We got about 500 free storages in the last row of nodes which could be used to backup half of the total items again. Which would reduce our loss further

2-46. You have a 100-story building and a couple of marbles. You must identify the lowest floor for which a marble will break if you drop it from this floor. How fast can you find this floor if you are given an infinite supply of marbles? What if you have only two marbles?
Solution: The first case with infinite supply of marbles is very easy. We just do a binary search on the story building, i.e. we need about 7 marbles.
The second case is a bit more demanding. I would start to try to minimize the possible interval as much as possible by starting with a marble in the middle of the whole interval, i.e. at the 50th story.
If it’s broken we have to work our way up from 1 to at max 50.
If it’s still alive we can cut the next interval into half till we find our floor.

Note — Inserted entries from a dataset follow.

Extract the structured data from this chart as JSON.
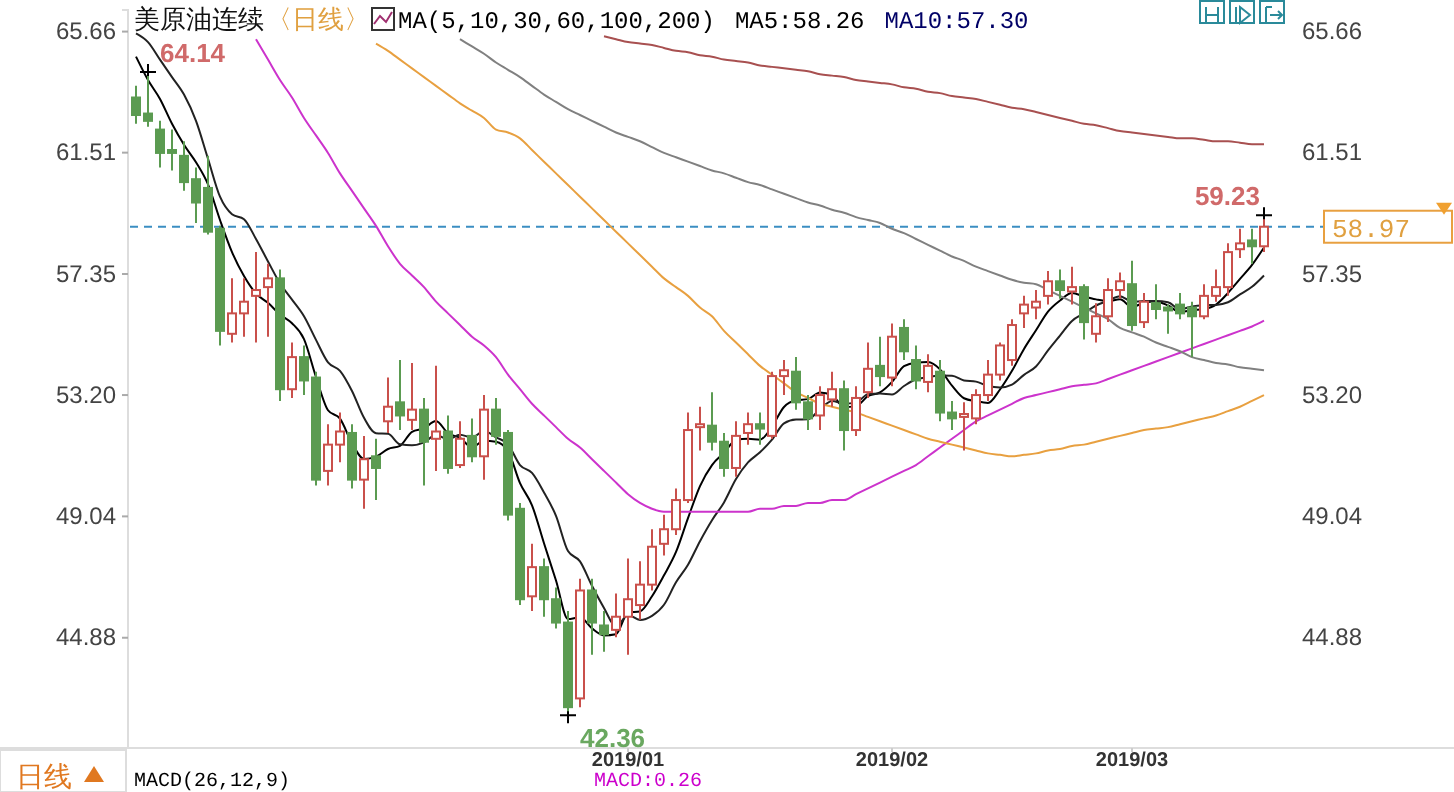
{
  "chart_data": {
    "type": "candlestick",
    "title": "美原油连续",
    "annotations": [
      "〈日线〉",
      "MA(5,10,30,60,100,200)",
      "MA5:58.26",
      "MA10:57.30",
      "日线",
      "MACD(26,12,9)",
      "MACD:0.26",
      "64.14",
      "42.36",
      "59.23"
    ],
    "categories": [
      null,
      null,
      null,
      null,
      null,
      null,
      null,
      null,
      null,
      null,
      null,
      null,
      null,
      null,
      null,
      null,
      null,
      null,
      null,
      null,
      null,
      null,
      null,
      null,
      null,
      null,
      null,
      null,
      null,
      null,
      null,
      null,
      null,
      null,
      null,
      null,
      null,
      null,
      null,
      null,
      null,
      "2019/01",
      null,
      null,
      null,
      null,
      null,
      null,
      null,
      null,
      null,
      null,
      null,
      null,
      null,
      null,
      null,
      null,
      null,
      null,
      null,
      null,
      null,
      "2019/02",
      null,
      null,
      null,
      null,
      null,
      null,
      null,
      null,
      null,
      null,
      null,
      null,
      null,
      null,
      null,
      null,
      null,
      null,
      null,
      "2019/03",
      null,
      null,
      null,
      null,
      null,
      null,
      null,
      null,
      null,
      null,
      null
    ],
    "ohlc": [
      [
        63.4,
        63.8,
        62.5,
        62.8
      ],
      [
        62.85,
        64.14,
        62.4,
        62.6
      ],
      [
        62.3,
        62.6,
        61.0,
        61.5
      ],
      [
        61.6,
        62.3,
        60.9,
        61.5
      ],
      [
        61.4,
        61.9,
        60.2,
        60.5
      ],
      [
        60.6,
        61.0,
        59.1,
        59.8
      ],
      [
        60.3,
        61.4,
        58.7,
        58.8
      ],
      [
        58.9,
        59.0,
        54.9,
        55.4
      ],
      [
        55.3,
        57.2,
        55.0,
        56.0
      ],
      [
        56.0,
        57.2,
        55.2,
        56.4
      ],
      [
        56.6,
        58.1,
        55.0,
        56.8
      ],
      [
        56.9,
        57.7,
        55.2,
        57.2
      ],
      [
        57.2,
        57.5,
        53.0,
        53.4
      ],
      [
        53.4,
        55.0,
        53.1,
        54.5
      ],
      [
        54.5,
        54.9,
        53.2,
        53.7
      ],
      [
        53.8,
        54.0,
        50.1,
        50.3
      ],
      [
        50.6,
        52.2,
        50.1,
        51.5
      ],
      [
        51.5,
        52.6,
        50.9,
        51.95
      ],
      [
        51.9,
        52.2,
        50.0,
        50.3
      ],
      [
        50.3,
        51.8,
        49.3,
        51.0
      ],
      [
        51.1,
        51.7,
        49.6,
        50.7
      ],
      [
        52.3,
        53.8,
        51.9,
        52.8
      ],
      [
        52.95,
        54.4,
        52.0,
        52.5
      ],
      [
        52.35,
        54.3,
        52.0,
        52.7
      ],
      [
        52.7,
        53.1,
        50.1,
        51.6
      ],
      [
        51.7,
        54.2,
        50.6,
        51.95
      ],
      [
        51.95,
        52.5,
        50.5,
        50.7
      ],
      [
        50.8,
        52.3,
        50.7,
        51.7
      ],
      [
        51.8,
        52.4,
        50.9,
        51.1
      ],
      [
        51.1,
        53.2,
        50.3,
        52.7
      ],
      [
        52.7,
        53.1,
        51.5,
        51.8
      ],
      [
        51.9,
        52.0,
        48.9,
        49.1
      ],
      [
        49.3,
        49.5,
        46.0,
        46.2
      ],
      [
        46.3,
        48.1,
        45.8,
        47.3
      ],
      [
        47.3,
        47.6,
        45.6,
        46.2
      ],
      [
        46.2,
        46.6,
        45.2,
        45.4
      ],
      [
        45.4,
        45.8,
        42.36,
        42.5
      ],
      [
        42.8,
        46.9,
        42.5,
        46.5
      ],
      [
        46.5,
        46.9,
        44.3,
        45.4
      ],
      [
        45.3,
        45.8,
        44.4,
        45.0
      ],
      [
        45.15,
        46.4,
        44.9,
        45.6
      ],
      [
        45.6,
        47.6,
        44.3,
        46.2
      ],
      [
        46.0,
        47.5,
        45.5,
        46.7
      ],
      [
        46.7,
        48.6,
        46.5,
        48.0
      ],
      [
        48.1,
        49.1,
        47.7,
        48.6
      ],
      [
        48.6,
        50.0,
        48.4,
        49.6
      ],
      [
        49.6,
        52.6,
        49.5,
        52.0
      ],
      [
        52.1,
        52.8,
        51.3,
        52.2
      ],
      [
        52.15,
        53.3,
        51.3,
        51.6
      ],
      [
        51.6,
        51.9,
        50.4,
        50.7
      ],
      [
        50.7,
        52.3,
        50.4,
        51.8
      ],
      [
        51.9,
        52.6,
        51.5,
        52.2
      ],
      [
        52.2,
        52.6,
        51.5,
        52.05
      ],
      [
        51.8,
        54.0,
        51.7,
        53.85
      ],
      [
        53.85,
        54.4,
        53.2,
        54.05
      ],
      [
        54.0,
        54.5,
        52.7,
        52.95
      ],
      [
        52.95,
        53.2,
        52.0,
        52.4
      ],
      [
        52.5,
        53.5,
        52.0,
        53.2
      ],
      [
        53.05,
        54.0,
        52.8,
        53.4
      ],
      [
        53.4,
        53.7,
        51.3,
        52.0
      ],
      [
        52.0,
        53.5,
        51.8,
        53.1
      ],
      [
        53.3,
        55.0,
        53.1,
        54.1
      ],
      [
        54.2,
        55.2,
        53.5,
        53.85
      ],
      [
        53.8,
        55.65,
        53.5,
        55.2
      ],
      [
        55.5,
        55.8,
        54.4,
        54.7
      ],
      [
        54.4,
        54.9,
        53.4,
        53.7
      ],
      [
        53.65,
        54.6,
        53.3,
        54.2
      ],
      [
        54.0,
        54.4,
        52.3,
        52.6
      ],
      [
        52.6,
        53.0,
        52.0,
        52.4
      ],
      [
        52.45,
        52.95,
        51.3,
        52.55
      ],
      [
        52.4,
        53.4,
        52.2,
        53.2
      ],
      [
        53.2,
        54.4,
        53.0,
        53.9
      ],
      [
        53.9,
        55.0,
        53.7,
        54.9
      ],
      [
        54.4,
        55.8,
        54.2,
        55.6
      ],
      [
        56.0,
        56.6,
        55.5,
        56.3
      ],
      [
        56.2,
        56.8,
        55.8,
        56.4
      ],
      [
        56.6,
        57.45,
        56.3,
        57.1
      ],
      [
        57.1,
        57.5,
        56.5,
        56.8
      ],
      [
        56.75,
        57.6,
        56.3,
        56.9
      ],
      [
        56.9,
        57.0,
        55.1,
        55.7
      ],
      [
        55.3,
        56.35,
        55.0,
        55.9
      ],
      [
        55.9,
        57.2,
        55.7,
        56.8
      ],
      [
        56.8,
        57.4,
        56.5,
        57.1
      ],
      [
        57.0,
        57.8,
        55.4,
        55.6
      ],
      [
        55.7,
        56.7,
        55.5,
        56.4
      ],
      [
        56.35,
        57.0,
        55.8,
        56.15
      ],
      [
        56.2,
        56.3,
        55.3,
        56.1
      ],
      [
        56.3,
        56.7,
        55.8,
        56.0
      ],
      [
        56.2,
        56.4,
        54.5,
        55.9
      ],
      [
        55.9,
        57.0,
        55.8,
        56.6
      ],
      [
        56.6,
        57.5,
        56.4,
        56.9
      ],
      [
        56.9,
        58.4,
        56.6,
        58.1
      ],
      [
        58.2,
        58.9,
        57.9,
        58.4
      ],
      [
        58.5,
        58.9,
        57.7,
        58.3
      ],
      [
        58.3,
        59.23,
        58.1,
        58.97
      ]
    ],
    "colors": [
      "#5b9b51",
      "#5b9b51",
      "#5b9b51",
      "#5b9b51",
      "#5b9b51",
      "#5b9b51",
      "#5b9b51",
      "#5b9b51",
      "#c9504b",
      "#c9504b",
      "#c9504b",
      "#c9504b",
      "#5b9b51",
      "#c9504b",
      "#5b9b51",
      "#5b9b51",
      "#c9504b",
      "#c9504b",
      "#5b9b51",
      "#c9504b",
      "#5b9b51",
      "#c9504b",
      "#5b9b51",
      "#c9504b",
      "#5b9b51",
      "#c9504b",
      "#5b9b51",
      "#c9504b",
      "#5b9b51",
      "#c9504b",
      "#5b9b51",
      "#5b9b51",
      "#5b9b51",
      "#c9504b",
      "#5b9b51",
      "#5b9b51",
      "#5b9b51",
      "#c9504b",
      "#5b9b51",
      "#5b9b51",
      "#c9504b",
      "#c9504b",
      "#c9504b",
      "#c9504b",
      "#c9504b",
      "#c9504b",
      "#c9504b",
      "#c9504b",
      "#5b9b51",
      "#5b9b51",
      "#c9504b",
      "#c9504b",
      "#5b9b51",
      "#c9504b",
      "#c9504b",
      "#5b9b51",
      "#5b9b51",
      "#c9504b",
      "#c9504b",
      "#5b9b51",
      "#c9504b",
      "#c9504b",
      "#5b9b51",
      "#c9504b",
      "#5b9b51",
      "#5b9b51",
      "#c9504b",
      "#5b9b51",
      "#5b9b51",
      "#c9504b",
      "#c9504b",
      "#c9504b",
      "#c9504b",
      "#c9504b",
      "#c9504b",
      "#c9504b",
      "#c9504b",
      "#5b9b51",
      "#c9504b",
      "#5b9b51",
      "#c9504b",
      "#c9504b",
      "#c9504b",
      "#5b9b51",
      "#c9504b",
      "#5b9b51",
      "#5b9b51",
      "#5b9b51",
      "#5b9b51",
      "#c9504b",
      "#c9504b",
      "#c9504b",
      "#c9504b",
      "#5b9b51",
      "#c9504b"
    ],
    "series": [
      {
        "type": "line",
        "color": "#000000",
        "values": [
          64.8,
          64.0,
          63.35,
          62.5,
          61.78,
          61.18,
          60.42,
          59.2,
          58.1,
          57.28,
          56.68,
          56.36,
          55.96,
          55.66,
          55.12,
          53.82,
          52.68,
          52.39,
          51.55,
          51.01,
          51.09,
          51.35,
          51.46,
          51.94,
          52.06,
          52.31,
          51.89,
          51.73,
          51.41,
          51.63,
          51.6,
          51.28,
          50.18,
          49.42,
          48.12,
          46.84,
          45.52,
          45.58,
          45.2,
          44.96,
          45.0,
          45.74,
          45.78,
          46.3,
          47.02,
          47.82,
          48.98,
          50.08,
          50.8,
          51.22,
          51.66,
          51.7,
          51.67,
          52.12,
          52.79,
          53.02,
          53.06,
          53.29,
          53.2,
          52.79,
          52.82,
          53.16,
          53.29,
          53.65,
          54.19,
          54.31,
          54.33,
          54.08,
          53.52,
          53.09,
          52.99,
          52.93,
          53.39,
          54.03,
          54.78,
          55.42,
          56.06,
          56.44,
          56.7,
          56.58,
          56.48,
          56.42,
          56.48,
          56.22,
          56.36,
          56.41,
          56.27,
          56.05,
          56.11,
          56.15,
          56.3,
          56.7,
          57.18,
          57.66,
          58.26
        ]
      },
      {
        "type": "line",
        "color": "#222222",
        "values": [
          65.6,
          65.3,
          64.7,
          64.1,
          63.5,
          62.6,
          61.3,
          60.0,
          59.4,
          59.23,
          58.55,
          57.78,
          57.03,
          56.47,
          55.9,
          55.09,
          54.32,
          54.03,
          53.34,
          52.42,
          51.89,
          51.87,
          51.51,
          51.48,
          51.58,
          51.83,
          51.68,
          51.84,
          51.74,
          51.97,
          51.75,
          51.51,
          50.8,
          50.53,
          49.86,
          49.06,
          47.85,
          47.5,
          46.66,
          45.9,
          45.26,
          45.66,
          45.49,
          45.63,
          46.01,
          46.78,
          47.38,
          48.19,
          48.91,
          49.52,
          50.32,
          50.89,
          51.24,
          51.67,
          52.23,
          52.36,
          52.37,
          52.71,
          53.0,
          52.91,
          52.94,
          53.23,
          53.25,
          53.22,
          53.51,
          53.74,
          53.81,
          53.87,
          53.86,
          53.7,
          53.66,
          53.51,
          53.46,
          53.56,
          53.89,
          54.18,
          54.73,
          55.24,
          55.74,
          56.0,
          56.27,
          56.43,
          56.59,
          56.4,
          56.42,
          56.42,
          56.38,
          56.14,
          56.24,
          56.28,
          56.29,
          56.38,
          56.65,
          56.91,
          57.3
        ]
      },
      {
        "type": "line",
        "color": "#cc33cc",
        "values": [
          null,
          null,
          null,
          null,
          null,
          null,
          null,
          null,
          null,
          null,
          65.4,
          64.7,
          64.0,
          63.4,
          62.7,
          62.1,
          61.5,
          60.8,
          60.2,
          59.6,
          59.0,
          58.3,
          57.7,
          57.3,
          56.9,
          56.4,
          56.0,
          55.6,
          55.2,
          54.9,
          54.5,
          53.9,
          53.4,
          52.9,
          52.5,
          52.1,
          51.7,
          51.4,
          51.0,
          50.6,
          50.2,
          49.8,
          49.5,
          49.3,
          49.2,
          49.2,
          49.2,
          49.2,
          49.2,
          49.2,
          49.2,
          49.2,
          49.3,
          49.3,
          49.4,
          49.4,
          49.5,
          49.5,
          49.6,
          49.6,
          49.8,
          50.0,
          50.2,
          50.4,
          50.6,
          50.8,
          51.1,
          51.4,
          51.7,
          52.0,
          52.3,
          52.5,
          52.7,
          52.9,
          53.1,
          53.2,
          53.3,
          53.4,
          53.5,
          53.55,
          53.6,
          53.75,
          53.9,
          54.05,
          54.2,
          54.35,
          54.5,
          54.65,
          54.8,
          54.95,
          55.1,
          55.25,
          55.4,
          55.55,
          55.75
        ]
      },
      {
        "type": "line",
        "color": "#e8a040",
        "values": [
          null,
          null,
          null,
          null,
          null,
          null,
          null,
          null,
          null,
          null,
          null,
          null,
          null,
          null,
          null,
          null,
          null,
          null,
          null,
          null,
          65.25,
          65.0,
          64.7,
          64.4,
          64.1,
          63.8,
          63.5,
          63.2,
          62.95,
          62.7,
          62.3,
          62.2,
          62.0,
          61.6,
          61.2,
          60.8,
          60.4,
          60.0,
          59.6,
          59.2,
          58.8,
          58.4,
          58.0,
          57.6,
          57.2,
          56.9,
          56.6,
          56.2,
          55.9,
          55.4,
          55.0,
          54.6,
          54.2,
          53.9,
          53.6,
          53.3,
          53.1,
          52.9,
          52.8,
          52.7,
          52.6,
          52.45,
          52.3,
          52.15,
          52.0,
          51.85,
          51.7,
          51.6,
          51.5,
          51.4,
          51.3,
          51.2,
          51.15,
          51.1,
          51.15,
          51.2,
          51.3,
          51.35,
          51.45,
          51.5,
          51.6,
          51.7,
          51.8,
          51.9,
          52.0,
          52.05,
          52.1,
          52.2,
          52.3,
          52.4,
          52.5,
          52.65,
          52.8,
          53.0,
          53.2
        ]
      },
      {
        "type": "line",
        "color": "#808080",
        "values": [
          null,
          null,
          null,
          null,
          null,
          null,
          null,
          null,
          null,
          null,
          null,
          null,
          null,
          null,
          null,
          null,
          null,
          null,
          null,
          null,
          null,
          null,
          null,
          null,
          null,
          null,
          null,
          65.4,
          65.15,
          64.9,
          64.6,
          64.35,
          64.1,
          63.8,
          63.5,
          63.25,
          63.0,
          62.8,
          62.6,
          62.4,
          62.2,
          62.05,
          61.9,
          61.7,
          61.5,
          61.35,
          61.2,
          61.05,
          60.9,
          60.8,
          60.65,
          60.5,
          60.4,
          60.25,
          60.1,
          59.95,
          59.8,
          59.7,
          59.55,
          59.45,
          59.3,
          59.2,
          59.1,
          58.9,
          58.75,
          58.55,
          58.35,
          58.15,
          57.95,
          57.8,
          57.6,
          57.45,
          57.3,
          57.15,
          57.05,
          57.0,
          56.8,
          56.6,
          56.4,
          56.2,
          56.0,
          55.8,
          55.5,
          55.35,
          55.2,
          55.0,
          54.85,
          54.7,
          54.5,
          54.4,
          54.3,
          54.25,
          54.15,
          54.1,
          54.05
        ]
      },
      {
        "type": "line",
        "color": "#a85050",
        "values": [
          null,
          null,
          null,
          null,
          null,
          null,
          null,
          null,
          null,
          null,
          null,
          null,
          null,
          null,
          null,
          null,
          null,
          null,
          null,
          null,
          null,
          null,
          null,
          null,
          null,
          null,
          null,
          null,
          null,
          null,
          null,
          null,
          null,
          null,
          null,
          null,
          null,
          null,
          null,
          65.5,
          65.4,
          65.3,
          65.25,
          65.2,
          65.1,
          65.0,
          64.95,
          64.85,
          64.8,
          64.7,
          64.65,
          64.6,
          64.5,
          64.45,
          64.4,
          64.35,
          64.3,
          64.2,
          64.15,
          64.1,
          64.0,
          63.95,
          63.9,
          63.85,
          63.75,
          63.7,
          63.6,
          63.55,
          63.45,
          63.4,
          63.35,
          63.25,
          63.15,
          63.05,
          63.0,
          62.9,
          62.8,
          62.7,
          62.6,
          62.5,
          62.45,
          62.35,
          62.25,
          62.2,
          62.15,
          62.1,
          62.05,
          62.0,
          62.0,
          61.95,
          61.9,
          61.9,
          61.85,
          61.8,
          61.8
        ]
      }
    ],
    "ylim": [
      41.1,
      66.4
    ],
    "yticks": [
      65.66,
      61.51,
      57.35,
      {
        "value": 53.2,
        "label": "53.20"
      },
      49.04,
      44.88
    ],
    "y2lim": [
      41.1,
      66.4
    ],
    "y2ticks": [
      65.66,
      61.51,
      57.35,
      {
        "value": 53.2,
        "label": "53.20"
      },
      49.04,
      44.88
    ],
    "ref_lines": [
      {
        "axis": "y",
        "value": 58.97,
        "label": "58.97",
        "color": "#3b8ec2",
        "line_style": "dashed"
      }
    ]
  }
}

2-50. A Ramanujam number can be written two different ways as the sum of two cubes—i.e. , there exist distinct a, b, c, and d such that a^3 +b^3 = c^3 +d^3. Generate all Ramanujam numbers where a, b, c, d < n. Solution:

def RamanujamNumbersBF(n):
    numbers = []
    for a in xrange(0, n):
        for b in xrange(0, n):
            for c in xrange(0, n):
                for d in xrange(0, n):
                    if a != b and a != c and a != d and b != c and b != d and c != d:
                        if a ** 3 + b ** 3 == c ** 3 + d ** 3:
                            numbers.append((a, b, c, d))
    
    return numbers


def RamanujamNumbersDP(n):
    numbers = []
    Ds = dict()
    
    # Init List
    for d in xrange(0, n ** 3):
        Ds[d] = False
    
    # Fill list
    for d in xrange(0, n):
        Ds[d**3] = d

    for a in xrange(0, n):
        for b in xrange(0, n):
            for c in xrange(0, n):

                if a != b and a != c and b != c:
                    d = a ** 3 + b ** 3 - c ** 3

                    if a != d and b != d and c != d and d >= 0 and d < n ** 3:
                        if Ds[d] != False:
                            numbers.append((a, b, c, Ds[d]))
                
    return numbers           
        




print "Brute Force"
print RamanujamNumbersBF(50)

print "Dynamic Programming"
print RamanujamNumbersDP(50)

The DP approach works must faster than raw BF which you can see quite fast because complexity of BF is O(n^4) and DP only takes O(n^3).